In order to create a route from the centroid of a 6-digit postal code to the nearest transit stop, a network dataset needed to be created from the ‘Road Network’ dataset. The network analyst tools were able to accurately draw routes with a buffer specification of 2km for this analysis. The steps to analyze connectivity to transit stops were coded as follows:

  • Start with ‘road network’ dataset.
  • Create network dataset from ‘road network’ dataset.
  • Run ‘closest facility’ network analysis from centroid of postal codes to the nearest transit stops and measure distance.
  • Create a proportion based on number of roads per area.
  • Multiply distance by walk speed using field calculator.
  • Rank from 1 to 5: 1 representing very connected/walkable and 5 representing not connected at all/not walkable.

Land use data

The land use data collected from Metro Vancouver included land use mix metadata that was useful to walkability research. The 16 land use classes included in the data were narrowed down to include the following: commercial, all types of residential uses, commercial-residential mixed, institutional, recreation and naturally protected areas, lakes and water bodies. The steps to analyze land use mix were coded as follows:

  • Start with the Metro Vancouver ‘land use mix’ dataset.
  • Dissolve the land use areas together.
  • Run a spatial join to join land use with FSA boundaries.
  • Create a count of land use categories per FSA.
  • Rank from 1 to 5: 1 representing very mixed/walkable and 5 representing not mixed at all/not walkable.

Park location data

Very similar to the distance to transit stops, the distance to parks was analyzed using the ‘Closest Facility’ Network Analyst. The steps to analyze distance to parks were coded as follows:

  • Start with ‘land use’ dataset.
  • Crop ‘recreation and protected natural areas’ from ‘land use’ into a new shapefile called ‘parks’.
  • Run ‘closest facility’ layer using the previously created ‘road network’ from centroid of postal code to nearest park and measure distance.
  • Convert distance to cut-off value using field calculator.
  • Rank from 1 to 5: 1 representing very accessible/walkable and 5 representing not accessible at all/not walkable.
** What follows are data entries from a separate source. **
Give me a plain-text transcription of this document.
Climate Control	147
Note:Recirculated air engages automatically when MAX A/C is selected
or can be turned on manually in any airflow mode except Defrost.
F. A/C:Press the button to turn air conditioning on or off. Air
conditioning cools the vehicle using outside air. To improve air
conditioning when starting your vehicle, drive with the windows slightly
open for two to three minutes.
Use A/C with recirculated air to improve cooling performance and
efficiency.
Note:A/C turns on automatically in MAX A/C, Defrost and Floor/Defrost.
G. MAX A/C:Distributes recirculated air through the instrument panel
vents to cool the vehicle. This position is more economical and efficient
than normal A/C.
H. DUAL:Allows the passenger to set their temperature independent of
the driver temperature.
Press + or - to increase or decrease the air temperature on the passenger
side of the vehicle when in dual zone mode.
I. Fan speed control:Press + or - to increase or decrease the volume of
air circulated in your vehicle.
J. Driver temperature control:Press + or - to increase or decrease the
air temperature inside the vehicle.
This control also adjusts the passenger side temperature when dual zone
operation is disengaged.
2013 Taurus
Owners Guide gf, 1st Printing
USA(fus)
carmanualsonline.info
Metro Vancouver Digital Elevation Model (DEM)

In order to accurately convert the DEM slope dataset from raster to vector several steps had to be followed that aren’t listed here in detail. However, in order to maintain a high standard of data preservation, a spatial join was run in order to average the slope per postal code boundary. The steps to analyze slope were coded as follows:

  • Start with DEM of Metro Vancouver
  • Create a zonal statistics map using the vector 6-digit postal code boundaries.
  • Use the INT function to convert the float data attributes into integer data attribute.
  • Convert the zonal statistics raster map into vector map.
  • Run Spatial Join to join postal code data and the zonal statistic data.
  • Rank from 1 to 5: 1 representing very walkable and 5 representing not walkable.

Vancouver Area Neighbourhood Deprivation Index (VANDIX)

VANDIX data represents socioeconomic data in our research and was joined to the 6-digit postal code data. There are 21 Variables for measuring VANDIX which were all relabeled into 7 categories and joined to the 6-digit postal code data. The preparaion steps of VANDIX are as follows, for further use of VANDIX, please see Secondary Analysis.

  • Run Spatial Join to join VANDIX with 6-digit postal code
  • Rank from 1 to 5: 1 representing very safe/walkable and 5 representing not safe at all/not walkable.